Stakeholders of the country’s textile sector are anticipating a further decline, fearing that if Chinese companies started relocating their textile units in different tax-free industrial zones in Pakistan, they would go out of business.
“Whenever China enters any country it damages the domestic market - it’s a fact,” said Pakistan Readymade Garments Manufacturers and Exporters Association (PRGMEA) Senior Vice President Jawad Choudhry while talking to a group of journalists.
“Our industry is currently facing a declining trend due to the high cost of doing business and productivity, whereas China plays with price by increasing its production,” he added.

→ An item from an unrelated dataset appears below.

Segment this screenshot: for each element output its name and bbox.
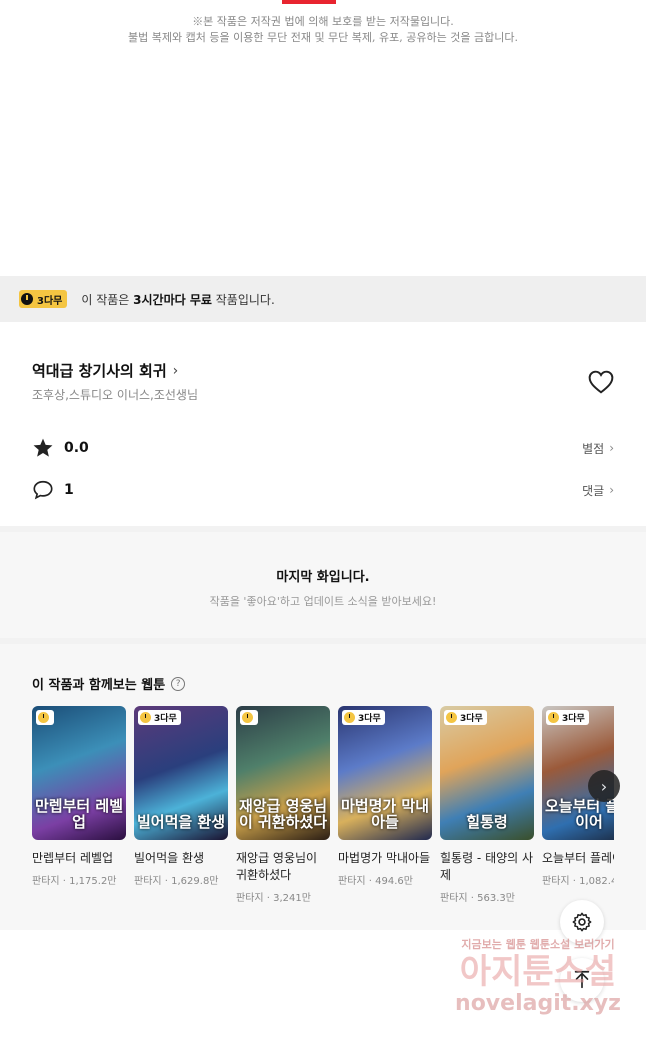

Industry experts believe that if China locates its textile units to Pakistan they will have an edge over the existing players due to the benefits, such as tax-free zones, under CPEC. An additional benefit for them would be the energy prices as they are setting up their own power plants to feed their industries in Pakistan.
“We expect the government to share CPEC cost and benefit ratio with the local industry so we can plan for our future investments,” said PRGMEA Central Chairman Ijaz Khokhar, adding that CPEC business wing should be established to safeguard the existing local industries as well as international investors.
Khokhar said that Pakistani government should bind Chinese investors to establish new industries as a Joint Venture with local stakeholders with 49:51 equity ratios.
“It is not possible for existing local players to relocate their industries in tax free zones in the current scenario.”
Published in The Express Tribune, January 8th, 2017.